Une article de revue réalisée en 2018 résume ses effets antimicrobiens sur différents types de bactéries (B. thuringiensis, S. aureus, K. pneumoniae, E. aerogenes, E. coli, P. putida, P. fluorescens, S. aureus,  L. monocytogenes, S. typhimurium), le champignon C. albicans, le bacille de Koch (M. tuberculosis) et ses effets antiviraux sur la variole, la grippe A (H3N2), la grippe B et l’herpès. [4]

En 2019, un autre article de revue ajoute un effet antifongique sur différents parasites des plantes (C. lunata, F. oxysporum, A. solani, A. Terreus) ainsi qu’un effet antitumoral dans les cancers de l'estomac et gastro-intestinaux.

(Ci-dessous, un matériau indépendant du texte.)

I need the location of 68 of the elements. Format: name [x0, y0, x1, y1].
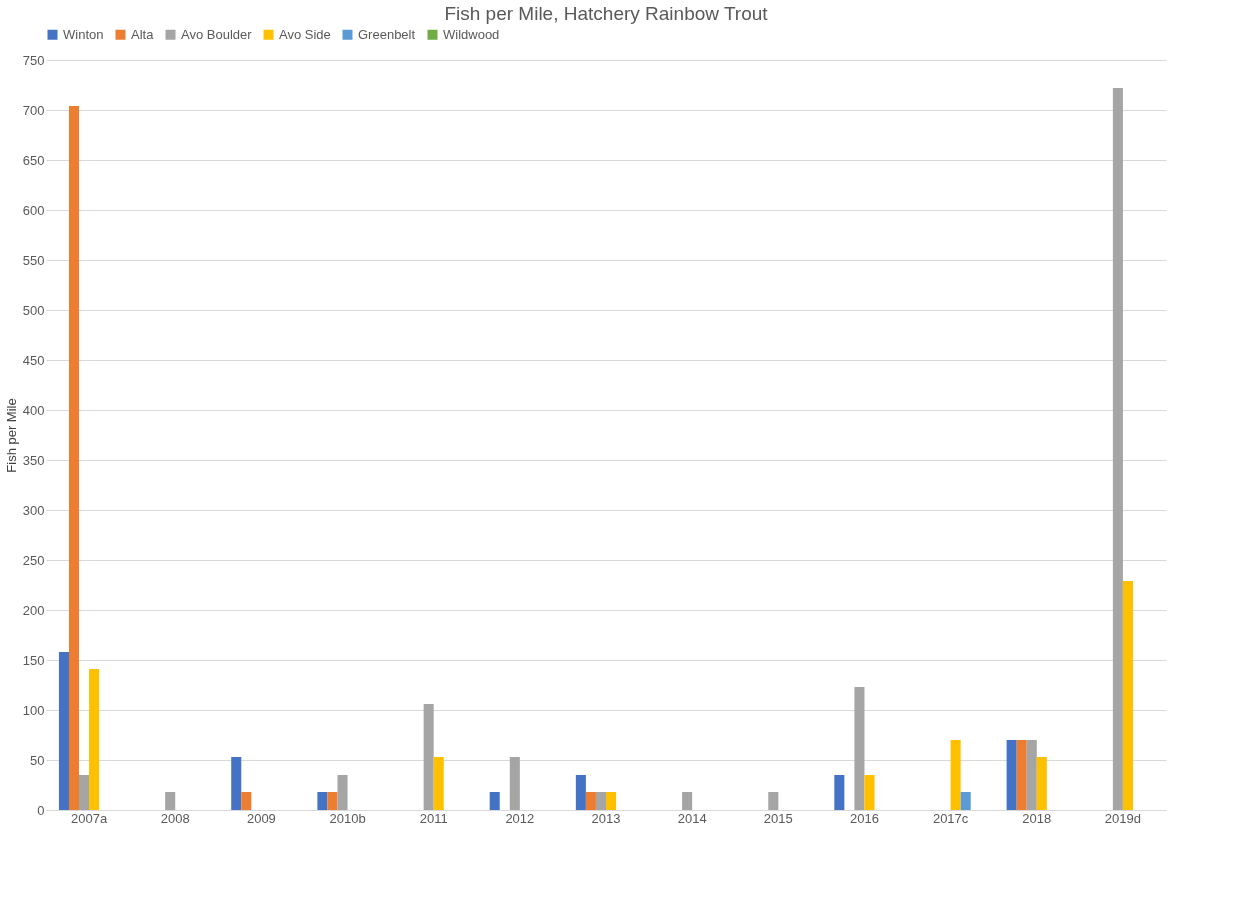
- y-tick-label: 550: [22, 252, 45, 268]
- y-tick-label: 50: [30, 752, 45, 768]
- bar: [89, 669, 100, 810]
- y-tick-label: 400: [22, 402, 45, 418]
- x-tick-label: 2010b: [329, 810, 366, 826]
- bar: [231, 757, 242, 810]
- bar: [509, 757, 520, 810]
- y-tick-label: 500: [22, 302, 45, 318]
- bar: [1016, 740, 1027, 810]
- legend-label: Greenbelt: [358, 26, 416, 42]
- bar: [433, 757, 444, 810]
- bar: [337, 775, 348, 810]
- bar: [768, 792, 779, 810]
- y-tick-label: 150: [22, 652, 45, 668]
- y-tick-label: 0: [37, 802, 45, 818]
- y-tick-label: 600: [22, 202, 45, 218]
- bar: [1006, 740, 1017, 810]
- bar: [585, 792, 596, 810]
- bar: [864, 775, 875, 810]
- bar: [1036, 757, 1047, 810]
- x-tick-label: 2013: [591, 810, 621, 826]
- y-tick-label: 200: [22, 602, 45, 618]
- bar: [960, 792, 971, 810]
- x-tick-label: 2007a: [71, 810, 108, 826]
- bar: [423, 704, 434, 810]
- y-tick-label: 300: [22, 502, 45, 518]
- bar: [1122, 581, 1133, 810]
- bar: [58, 652, 69, 810]
- chart-title: Fish per Mile, Hatchery Rainbow Trout: [444, 3, 769, 24]
- legend-label: Winton: [63, 26, 104, 42]
- x-tick-label: 2018: [1022, 810, 1052, 826]
- legend-label: Avo Side: [279, 26, 331, 42]
- legend-label: Wildwood: [443, 26, 500, 42]
- x-tick-label: 2019d: [1104, 810, 1141, 826]
- legend-label: Avo Boulder: [181, 26, 253, 42]
- bar: [327, 792, 338, 810]
- bar: [834, 775, 845, 810]
- legend-label: Alta: [131, 26, 155, 42]
- bar: [575, 775, 586, 810]
- bar: [79, 775, 90, 810]
- y-tick-label: 100: [22, 702, 45, 718]
- bar: [854, 687, 865, 810]
- x-tick-label: 2011: [419, 810, 448, 826]
- x-tick-label: 2009: [246, 810, 276, 826]
- x-tick-label: 2012: [505, 810, 535, 826]
- bar: [1026, 740, 1037, 810]
- bar: [682, 792, 693, 810]
- y-tick-label: 450: [22, 352, 45, 368]
- y-tick-label: 250: [22, 552, 45, 568]
- x-tick-label: 2008: [160, 810, 190, 826]
- x-tick-label: 2017c: [932, 810, 969, 826]
- y-tick-label: 350: [22, 452, 45, 468]
- bar: [1112, 88, 1123, 810]
- bar: [165, 792, 176, 810]
- bar: [241, 792, 252, 810]
- bar: [595, 792, 606, 810]
- y-tick-label: 750: [22, 52, 45, 68]
- x-tick-label: 2016: [850, 810, 879, 826]
- x-tick-label: 2015: [763, 810, 793, 826]
- bar: [606, 792, 617, 810]
- x-tick-label: 2014: [677, 810, 707, 826]
- y-tick-label: 650: [22, 152, 45, 168]
- bar: [489, 792, 500, 810]
- y-tick-label: 700: [22, 102, 45, 118]
- y-axis-title: Fish per Mile: [3, 398, 19, 473]
- bar: [950, 740, 961, 810]
- bar: [68, 106, 80, 810]
- bar: [317, 792, 328, 810]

Enfin, elle rapporte des propriétés anti-inflammatoires dans l'asthme et dans les douleurs musculo-squelettiques utilisé en cataplasme. [11]

Références

[1]    R. Courtecuisse et B. Duhem, Champignons de France et d’Europe. 2013.
[2]    B. Guiot, Les intérêts pharmacologiques du polypore Laricifomes officinalis. 2016.
[3]    U. Grienke, M. Zöll, U. Peintner, et J. M. Rollinger, « European medicinal polypores - A modern view on traditional uses », Journal of Ethnopharmacology, vol. 154, p. 564‑583, 2014.
[4]    C. Girometta, « Antimicrobial properties of Fomitopsis officinalis in the light of its bioactive metabolites », Mycology, vol. 10, p. 32‑39, 2018.
[5]    S. Naranmandakh, T. Murata, B. Odonbayar, K. Suganuma, J. Batkhuu, et K. Sasaki, « Lanostane triterpenoids from Fomitopsis officinalis and their trypanocidal activity », Journal of Natural Medicines, vol. 72, p. 523‑529, 2018.
[6]    J. I. Lelley, Die Heilkraft der Pilze. 2007.
[7]    E. Bisson, Mémoire sur l’emploi de l’agaric blanc contre les sueurs dans la phtisie pulmonaire. 1832.
[8]    C. Hobbs, Medicinal mushrooms. 2003.
[9]    C. H. Hwang et al., « Chlorinated Coumarins from the Polypore Mushroom Fomitopsis officinalis and Their Activity against Mycobacterium tuberculosis », Journal of Natural Products, vol. 76, p. 1916‑1922, 2013.
[10]    S. Sturm, K. Gallmetzer, A. Friedl, B. Waltenberger, V. Temml, et H. Stuppner, « Laricifomes officinalis - a rich source of pharmacologically active triterpenes », Planta Medica, vol. 82, p. S1‑S381, 2016.
[11]    W. A. Elkhateeb, G. M. Daba, M. O. Elnahas, et P. W. Thomas, « Fomitopsis officinalis - mushroom ancient gold mine offunctional components and biological activities for modern medicine », Egyptian Pharmaceutical Journal, vol. 18, p. 285‑289, 2019.